My third visit was when my wife called to say she had missed her plane and wouldn’t be home for dinner. Normally I’d hightail it to a sushi counter, but Warlord had taken up residency in my hypothalamus. It was a Saturday, and by this point, word was out about this restaurant that only served dinner Friday to Monday. Friends who had been equally obsessed had tried to beat the crowds by going early, only to find a line. They had a bad enough service experience — and service is one element that could use some work — that it cooled their ardor for a bit.

Yet I could walk in at 9 p.m. The initial crowd had dispersed and the food-service industry diners (a key clientele here) weren’t yet off their shifts. They’d come pouring in at 11 p.m., with another wave at 1 a.m. I settled into a bar seat with a piece of that swordfish. It shared a plate with bolted spinach, which cut and chewed like Broccolini but tasted like the best leafy green vegetable grown in rich soil. Hollandaise brought everything together for a group hug. Dessert was a bowlful of strawberries napped with fresh cream macerated with pine. The food doesn’t come off an assembly line: Every plate, every hunk of fish or meat, is a little different. The same care does not yet extend to beverages: The cocktails are too sweet and the barely there wine list doesn’t do the food justice.

Swordfish collar
Swordfish collar

The menu changes nightly, but patterns have emerged. The dried-seafood-enhanced XO sauce comes spooned over proteins like smoked bay scallops or aged Ora King salmon. There’s a great burger, a thick pink patty topped with charred onions; it’s stripped down to let you revel in the dry-aged flavor.

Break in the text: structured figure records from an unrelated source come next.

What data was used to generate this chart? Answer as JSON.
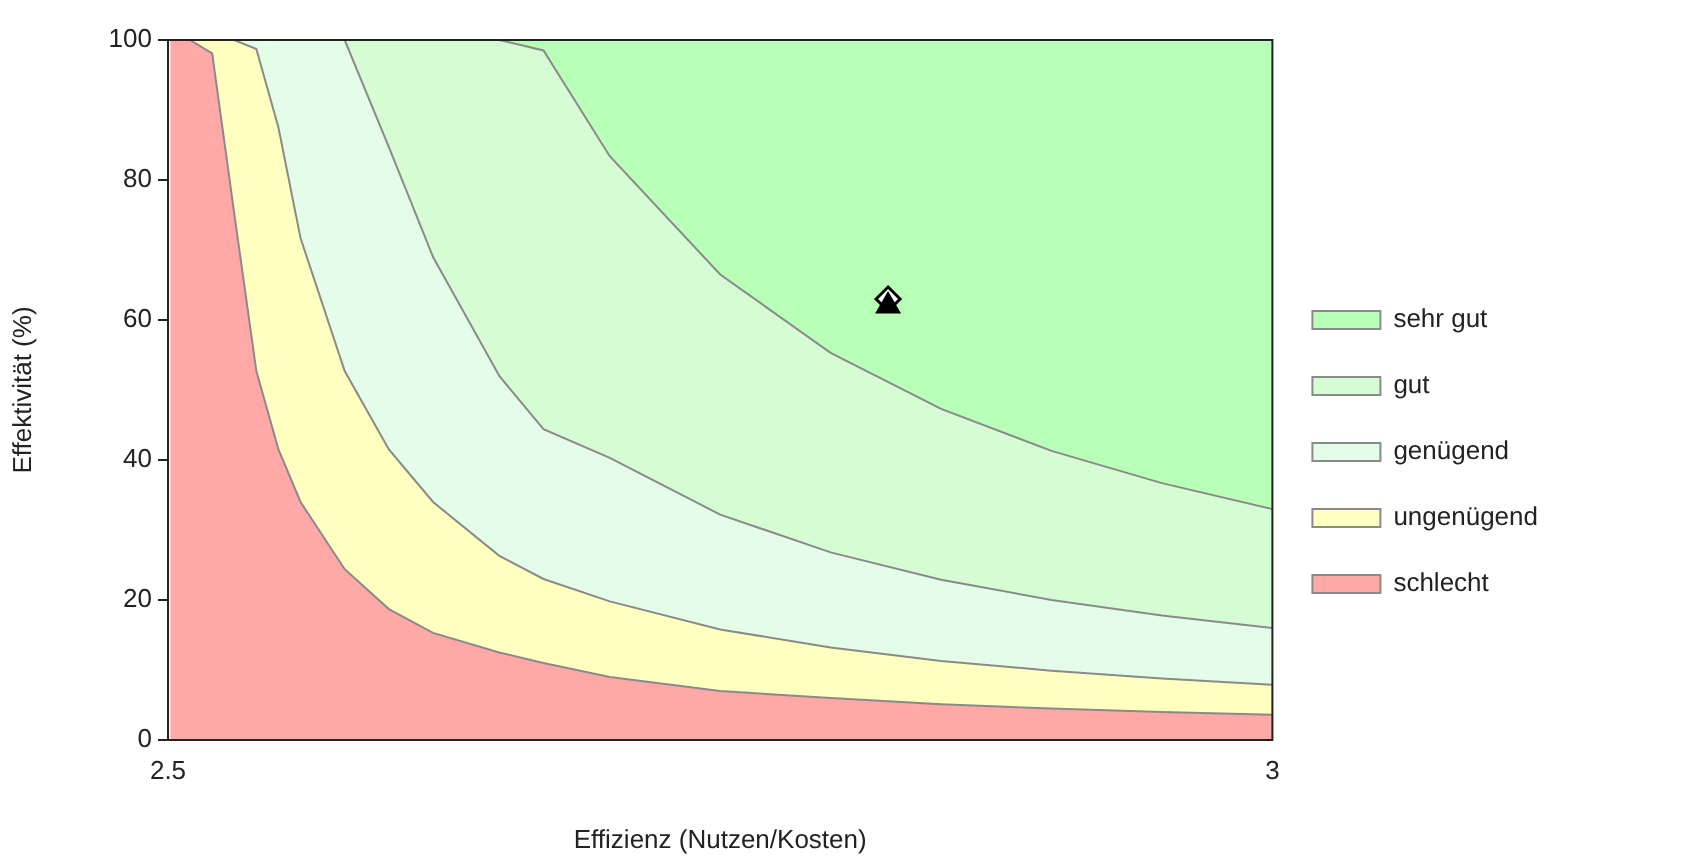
{
  "chart_data": {
    "type": "area",
    "stacked": true,
    "xlabel": "Effizienz (Nutzen/Kosten)",
    "ylabel": "Effektivität (%)",
    "x": [
      2.501,
      2.51,
      2.52,
      2.53,
      2.54,
      2.55,
      2.56,
      2.58,
      2.6,
      2.62,
      2.65,
      2.67,
      2.7,
      2.75,
      2.8,
      2.85,
      2.9,
      2.95,
      3.0
    ],
    "xlim": [
      2.5,
      3
    ],
    "xticks": [
      2.5,
      3
    ],
    "ylim": [
      0,
      100
    ],
    "yticks": [
      0,
      20,
      40,
      60,
      80,
      100
    ],
    "legend": "right",
    "series": [
      {
        "name": "schlecht",
        "color": "#ffa8a8",
        "values": [
          100,
          100,
          98.1,
          75.2,
          52.7,
          41.5,
          34,
          24.4,
          18.7,
          15.3,
          12.5,
          11,
          9,
          7,
          6,
          5.1,
          4.5,
          4.0,
          3.6
        ]
      },
      {
        "name": "ungenügend",
        "color": "#ffffc0",
        "values": [
          0,
          0,
          1.9,
          24.8,
          46,
          46,
          37.7,
          28.3,
          22.8,
          18.7,
          13.8,
          12,
          10.8,
          8.8,
          7.2,
          6.2,
          5.4,
          4.8,
          4.3
        ]
      },
      {
        "name": "genügend",
        "color": "#e4fde8",
        "values": [
          0,
          0,
          0,
          0,
          1.3,
          12.5,
          28.3,
          47.3,
          43.2,
          35,
          25.7,
          21.4,
          20.5,
          16.4,
          13.6,
          11.6,
          10.1,
          9.0,
          8.1
        ]
      },
      {
        "name": "gut",
        "color": "#d6fcd4",
        "values": [
          0,
          0,
          0,
          0,
          0,
          0,
          0,
          0,
          15.3,
          31,
          48,
          54.1,
          43.1,
          34.3,
          28.5,
          24.4,
          21.3,
          18.9,
          17.0
        ]
      },
      {
        "name": "sehr gut",
        "color": "#b8ffb8",
        "values": [
          0,
          0,
          0,
          0,
          0,
          0,
          0,
          0,
          0,
          0,
          0,
          1.5,
          16.6,
          33.5,
          44.7,
          52.7,
          58.7,
          63.3,
          67.0
        ]
      },
      {
        "type": "scatter",
        "marker": "triangle",
        "color": "#000000",
        "x": [
          2.826
        ],
        "values": [
          62
        ]
      },
      {
        "type": "scatter",
        "marker": "diamond",
        "color": "#ffffff",
        "x": [
          2.826
        ],
        "values": [
          63
        ]
      }
    ]
  }
}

At this point, I began to feel like I knew the chefs through their food, though I really didn’t know anything about them. I was also curious to get a better look at the cooking line, so I stopped by one afternoon before service. The three have known one another for the better part of two decades, having worked together and separately in Chicago restaurants from Michelin-starred spots like Kasama to Table Fifty-Two, where they met, banging out hundreds of orders of fried chicken nightly. They came from places — western North Carolina (Fleming), Arkansas (Lupton), rural Indiana (Kraszyk) — where cooking meant being more responsive to seasonal ingredients.

“So what does ‘Warlord’ mean?” I asked. “Is it a Guardians of the Galaxy call-out?” Fleming laughed, saying he’s often heard that, then turned serious: “It’s about our struggle for everything we’ve had to go through in life. I never grew up with any kind of money, and I felt like I’ve had to fight for everything.” The story of Warlord has been there all along. You just had to ask.